Crash du Rio-Paris en 2009Air France et Airbus à nouveau devant la justice, à partir de lundi
Plus de treize ans après le crash du vol Rio-Paris au large du Brésil, qui avait tué 228 personnes, la compagnie aérienne et le constructeur sont jugés à partir de lundi, et pour deux mois, à Paris.
Le 1er juin 2009, le vol AF447 entre Rio de Janeiro et Paris s’est abîmé en pleine nuit dans l’océan Atlantique, 3h45 après son décollage, entraînant la mort de ses 216 passagers et douze membres d’équipage.

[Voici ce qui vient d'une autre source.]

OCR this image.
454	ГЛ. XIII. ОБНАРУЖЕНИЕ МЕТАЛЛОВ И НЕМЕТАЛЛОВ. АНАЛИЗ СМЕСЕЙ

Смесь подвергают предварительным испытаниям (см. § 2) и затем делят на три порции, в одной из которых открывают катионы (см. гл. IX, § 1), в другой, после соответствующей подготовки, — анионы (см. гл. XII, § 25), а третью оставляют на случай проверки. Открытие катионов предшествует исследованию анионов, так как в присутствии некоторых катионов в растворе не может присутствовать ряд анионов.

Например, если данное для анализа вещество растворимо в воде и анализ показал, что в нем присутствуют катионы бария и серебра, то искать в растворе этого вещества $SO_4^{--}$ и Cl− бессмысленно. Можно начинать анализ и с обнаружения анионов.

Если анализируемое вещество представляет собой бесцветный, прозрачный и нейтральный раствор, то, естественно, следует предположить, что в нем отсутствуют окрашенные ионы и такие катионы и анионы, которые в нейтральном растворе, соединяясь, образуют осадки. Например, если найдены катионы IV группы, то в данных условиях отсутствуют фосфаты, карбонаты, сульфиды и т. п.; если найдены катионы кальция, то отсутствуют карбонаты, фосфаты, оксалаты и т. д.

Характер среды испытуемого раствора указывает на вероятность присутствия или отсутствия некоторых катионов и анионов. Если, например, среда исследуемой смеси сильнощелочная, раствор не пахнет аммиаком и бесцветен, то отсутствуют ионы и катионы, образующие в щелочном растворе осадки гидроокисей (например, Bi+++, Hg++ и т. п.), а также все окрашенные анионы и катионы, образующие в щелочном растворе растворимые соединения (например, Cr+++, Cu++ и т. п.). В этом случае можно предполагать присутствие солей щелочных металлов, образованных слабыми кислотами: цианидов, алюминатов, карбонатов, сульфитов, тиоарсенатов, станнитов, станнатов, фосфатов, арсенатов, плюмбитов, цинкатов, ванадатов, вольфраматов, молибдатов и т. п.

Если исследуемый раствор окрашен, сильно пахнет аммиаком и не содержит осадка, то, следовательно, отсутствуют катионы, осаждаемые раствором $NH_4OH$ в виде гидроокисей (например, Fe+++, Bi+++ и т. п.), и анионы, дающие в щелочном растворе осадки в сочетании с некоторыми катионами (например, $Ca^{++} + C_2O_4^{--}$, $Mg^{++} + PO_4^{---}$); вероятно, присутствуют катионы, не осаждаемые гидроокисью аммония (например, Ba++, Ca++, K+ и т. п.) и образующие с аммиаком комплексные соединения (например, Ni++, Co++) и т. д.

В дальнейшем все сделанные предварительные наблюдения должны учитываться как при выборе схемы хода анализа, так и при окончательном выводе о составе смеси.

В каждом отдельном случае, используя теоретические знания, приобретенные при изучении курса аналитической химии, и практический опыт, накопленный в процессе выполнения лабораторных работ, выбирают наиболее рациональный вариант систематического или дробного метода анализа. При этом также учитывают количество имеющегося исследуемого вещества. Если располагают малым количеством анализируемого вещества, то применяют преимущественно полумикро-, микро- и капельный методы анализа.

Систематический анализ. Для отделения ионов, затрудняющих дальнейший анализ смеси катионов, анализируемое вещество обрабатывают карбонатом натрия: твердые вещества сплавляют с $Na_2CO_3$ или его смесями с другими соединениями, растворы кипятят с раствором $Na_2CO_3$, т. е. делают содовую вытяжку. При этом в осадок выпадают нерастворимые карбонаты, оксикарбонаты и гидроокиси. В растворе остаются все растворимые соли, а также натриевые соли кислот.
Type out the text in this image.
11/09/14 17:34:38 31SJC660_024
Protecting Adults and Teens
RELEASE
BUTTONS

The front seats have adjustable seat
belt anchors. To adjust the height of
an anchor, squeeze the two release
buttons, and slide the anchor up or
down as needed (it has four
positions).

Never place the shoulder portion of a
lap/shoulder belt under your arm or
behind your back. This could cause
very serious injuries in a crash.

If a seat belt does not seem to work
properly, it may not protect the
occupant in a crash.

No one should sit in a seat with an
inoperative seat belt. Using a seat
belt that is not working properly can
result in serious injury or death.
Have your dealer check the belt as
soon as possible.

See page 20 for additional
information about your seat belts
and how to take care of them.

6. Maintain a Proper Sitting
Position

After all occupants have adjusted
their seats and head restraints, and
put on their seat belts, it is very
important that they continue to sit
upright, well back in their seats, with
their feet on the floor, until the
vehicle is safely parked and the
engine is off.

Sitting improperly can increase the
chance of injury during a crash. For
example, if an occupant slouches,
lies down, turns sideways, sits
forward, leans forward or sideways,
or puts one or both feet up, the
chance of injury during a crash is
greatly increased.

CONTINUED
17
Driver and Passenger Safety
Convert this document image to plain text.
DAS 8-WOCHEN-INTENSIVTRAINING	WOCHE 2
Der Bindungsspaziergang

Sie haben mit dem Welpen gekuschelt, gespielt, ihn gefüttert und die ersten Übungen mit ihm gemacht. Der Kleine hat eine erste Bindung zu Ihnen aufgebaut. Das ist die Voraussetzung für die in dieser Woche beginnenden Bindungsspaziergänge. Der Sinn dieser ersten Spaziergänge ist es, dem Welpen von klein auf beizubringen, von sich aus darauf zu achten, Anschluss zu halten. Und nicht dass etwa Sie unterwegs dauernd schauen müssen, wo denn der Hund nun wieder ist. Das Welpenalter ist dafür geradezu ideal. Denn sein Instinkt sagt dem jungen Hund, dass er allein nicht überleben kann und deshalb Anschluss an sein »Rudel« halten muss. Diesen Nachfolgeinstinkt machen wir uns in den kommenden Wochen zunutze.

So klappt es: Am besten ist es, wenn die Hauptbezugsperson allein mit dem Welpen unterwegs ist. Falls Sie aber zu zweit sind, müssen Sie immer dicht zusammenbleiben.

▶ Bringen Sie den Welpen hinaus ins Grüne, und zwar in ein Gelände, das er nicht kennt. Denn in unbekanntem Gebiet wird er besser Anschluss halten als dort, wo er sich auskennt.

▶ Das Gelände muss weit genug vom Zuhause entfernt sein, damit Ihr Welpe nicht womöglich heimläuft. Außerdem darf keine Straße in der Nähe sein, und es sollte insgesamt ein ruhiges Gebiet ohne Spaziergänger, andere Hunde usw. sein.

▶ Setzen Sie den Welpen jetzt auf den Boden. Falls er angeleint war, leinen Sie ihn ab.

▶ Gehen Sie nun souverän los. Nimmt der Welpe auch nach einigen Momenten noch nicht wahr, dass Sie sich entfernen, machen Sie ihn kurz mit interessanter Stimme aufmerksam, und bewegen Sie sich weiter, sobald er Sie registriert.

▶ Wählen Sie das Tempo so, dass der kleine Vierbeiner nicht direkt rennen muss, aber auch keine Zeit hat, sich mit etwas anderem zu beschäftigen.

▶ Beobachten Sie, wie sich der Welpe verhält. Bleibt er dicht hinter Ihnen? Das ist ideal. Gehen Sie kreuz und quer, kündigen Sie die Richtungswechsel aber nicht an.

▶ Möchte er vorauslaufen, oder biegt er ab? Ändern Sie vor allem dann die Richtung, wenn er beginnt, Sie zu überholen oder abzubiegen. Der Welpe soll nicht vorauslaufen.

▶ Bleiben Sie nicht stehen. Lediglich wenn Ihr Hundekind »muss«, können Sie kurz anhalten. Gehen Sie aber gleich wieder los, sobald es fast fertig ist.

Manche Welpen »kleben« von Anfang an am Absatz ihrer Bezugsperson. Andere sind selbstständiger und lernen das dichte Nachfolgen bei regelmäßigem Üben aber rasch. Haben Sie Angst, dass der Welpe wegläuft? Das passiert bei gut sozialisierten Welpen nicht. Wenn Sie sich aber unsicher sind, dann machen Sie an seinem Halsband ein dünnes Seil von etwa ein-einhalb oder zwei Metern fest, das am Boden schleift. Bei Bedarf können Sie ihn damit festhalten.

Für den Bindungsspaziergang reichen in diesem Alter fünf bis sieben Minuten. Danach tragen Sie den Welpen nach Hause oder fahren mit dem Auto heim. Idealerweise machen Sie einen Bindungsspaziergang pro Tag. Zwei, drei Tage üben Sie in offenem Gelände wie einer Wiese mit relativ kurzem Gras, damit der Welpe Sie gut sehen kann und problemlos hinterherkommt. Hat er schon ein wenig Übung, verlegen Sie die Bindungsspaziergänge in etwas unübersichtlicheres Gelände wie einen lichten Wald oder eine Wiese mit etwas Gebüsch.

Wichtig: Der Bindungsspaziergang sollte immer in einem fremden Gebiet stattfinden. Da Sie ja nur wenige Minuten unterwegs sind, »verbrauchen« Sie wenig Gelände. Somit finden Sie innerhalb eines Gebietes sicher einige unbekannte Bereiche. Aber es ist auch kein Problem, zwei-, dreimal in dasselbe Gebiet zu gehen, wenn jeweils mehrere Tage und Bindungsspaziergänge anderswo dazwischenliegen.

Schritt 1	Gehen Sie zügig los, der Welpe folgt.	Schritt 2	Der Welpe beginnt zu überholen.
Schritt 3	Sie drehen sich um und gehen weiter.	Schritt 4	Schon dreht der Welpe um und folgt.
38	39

C’est la catastrophe la plus meurtrière de l’histoire d’Air France.
Les premiers débris, ainsi que des corps, furent retrouvés dans les jours qui suivirent, mais l’épave ne fut localisée que deux ans plus tard, le 2 avril 2011, à 3900 mètres d’un fond entouré de hauts reliefs sous-marins, lors de la quatrième phase de recherches. Les boîtes noires, repêchées un mois plus tard, ont confirmé que les pilotes, désorientés par le givrage des sondes de vitesse Pitot dans la zone instable du Pot au noir, près de l’Équateur, n’ont pu rattraper le décrochage de l’appareil, qui a eu lieu en moins de cinq minutes.
Après une longue succession d’expertises, les juges d’instruction ont prononcé un non-lieu, le 29 août 2009. Scandalisés, les proches des victimes et les syndicats de pilotes ont fait appel et, le 12 mai 2021, la chambre de l’instruction a prononcé le renvoi pour homicides involontaires des deux entreprises devant le tribunal.
«Pas le procès des pilotes»
À l’issue d’un «combat judiciaire» et d’une instruction «chaotique», «nous attendons que ce procès soit bien le procès d’Airbus et d’Air France», non «celui des pilotes», a déclaré Danièle Lamy, présidente de l’association de proches de victimes Entraide et solidarité AF447. «Nous attendons un procès impartial, exemplaire, pour que cela ne se reproduise plus et que, par ce procès, les deux prévenus mettent la sécurité aérienne au centre de leurs préoccupations plutôt que seulement la rentabilité.»
Air France «garde en mémoire le souvenir des victimes de ce terrible accident et exprime sa plus profonde compassion à l’ensemble de leurs proches», selon un communiqué de la compagnie. Air France, qui avait bénéficié d’un non-lieu à l’issue de l’instruction, «continuera à démontrer qu’elle n’a pas commis de faute pénale à l’origine de l’accident et plaidera la relaxe». L’avionneur européen Airbus, qui n’a pas souhaité s’exprimer avant le procès, conteste lui aussi toute faute pénale.
Formation inadaptée?
À la barre se succéderont surtout de nombreux experts et pilotes: la 31e Chambre correctionnelle du Tribunal de Paris devra en effet déterminer si Airbus et Air France, qui encourent 225’000 euros d’amende, ont commis des fautes en lien certain avec l’accident. Dans son arrêt de renvoi, la cour d’appel a estimé qu’il existait des charges suffisantes contre la compagnie aérienne pour s’être «abstenue de mettre en œuvre une formation adaptée et l’information des équipages qui s’imposait» face au givrage des sondes, «ce qui a empêché les pilotes de réagir comme il le fallait».
Airbus a été renvoyé pour avoir «sous-estimé la gravité des défaillances des sondes anémométriques équipant l’aéronef A330, en ne prenant pas toutes les dispositions nécessaires pour informer d’urgence les équipages des sociétés exploitantes et contribuer à les former efficacement». Les défaillances de sondes s’étaient multipliées dans les mois précédant l’accident. Après la catastrophe, le modèle concerné a été remplacé dans le monde entier.